Available image-based in vivo kinematics data for intact, degenerated and fused conditions are dispersed and limited11,42. Fusion simulations were not performed on the preoperative degenerated models. It is expected that the influence of the preoperative disc degeneration on spinal kinematics diminishes after the surgery by restoring the disc height with an interbody fusion device. Our MS model employs an optimization method to estimate muscle forces. It is unknown whether the central nervous system controls muscle forces in a compatible manner especially in patients. Moreover, the model used in this study is generic and neglects patient-specific parameters such as the spinal sagittal alignment, passive properties, and muscle characteristics. Finally, MS models have intrinsic limitations in not predicting internal stress/strain in ligaments, facet joints, vertebrae, and disc annulus/fiber networks. The gold standard model to investigate the biomechanical effects of pathological conditions remains the novel coupled MS-FE model of the spine that simultaneously incorporates detailed architecture of muscles and joints49.

Conclusions

The preoperative disc condition, postoperative alterations in segmental lordosis/lumbopelvic rhythm/vertebral movements, and adjacent level position affected the alterations in adjacent segment biomechanics.
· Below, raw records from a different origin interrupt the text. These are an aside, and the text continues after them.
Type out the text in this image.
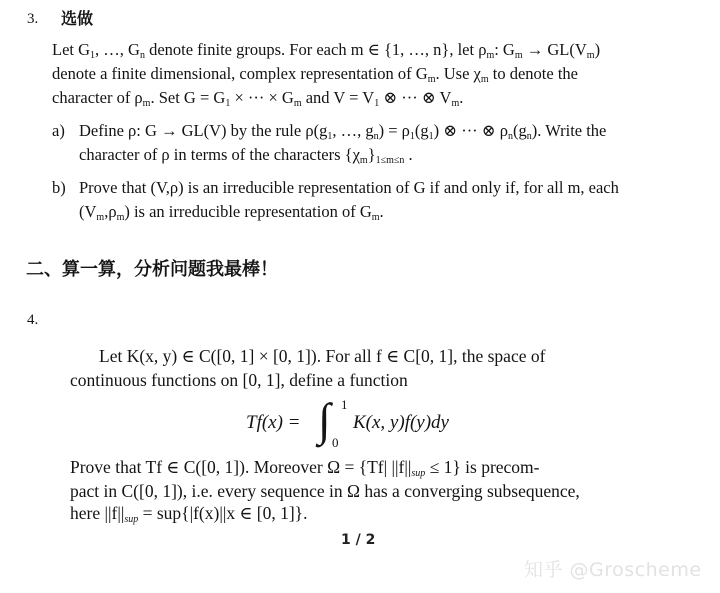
3. 选做
Let $G_1$, …, $G_n$ denote finite groups. For each m ∈ {1, …, n}, let $\rho_m$: $G_m \to GL(V_m)$
denote a finite dimensional, complex representation of $G_m$. Use $\chi_m$ to denote the
character of $\rho_m$. Set $G = G_1$ × ··· × $G_m$ and $V = V_1$ ⊗ ··· ⊗ $V_m$.
a) Define ρ: G → GL(V) by the rule $\rho(g_1$, …, $g_n) = \rho_1(g_1)$ ⊗ ··· ⊗ $\rho_n(g_n)$. Write the
character of ρ in terms of the characters $\{\chi_m\}_{1\le m\le n}$ .
b) Prove that (V,ρ) is an irreducible representation of G if and only if, for all m, each
$(V_m,\rho_m)$ is an irreducible representation of $G_m$.
二、算一算，分析问题我最棒！
4.
Let K(x, y) ∈ C([0, 1] × [0, 1]). For all f ∈ C[0, 1], the space of
continuous functions on [0, 1], define a function
Tf(x) = ∫ 1
0
K(x, y)f(y)dy
Prove that Tf ∈ C([0, 1]). Moreover Ω = {Tf| $||f||_{sup} \le 1$} is precom-
pact in C([0, 1]), i.e. every sequence in Ω has a converging subsequence,
here $||f||_{sup} = sup\{|f(x)||x$ ∈ [0, 1]}.
1 / 2
知乎 @Groscheme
The primary variable influencing the adjacent segment kinetics when reaching a unique posture was, however, the extent of differences in the lumbar segmental flexion angles between preoperative and postoperative states. Surgical interventions should therefore focus on making minimal changes in movement patterns while postoperative rehabilitation programs should attempt to restore near normal motions.. Any indirect modifications in the global alignment and pelvic flexion angle, for example following a rehabilitation program, that change the lumbar segmental kinematics will inevitably also influence spinal forces. Finally, in vivo kinematics data for intact, degenerated and fused conditions under various activities are needed in patients for more accurate simulations.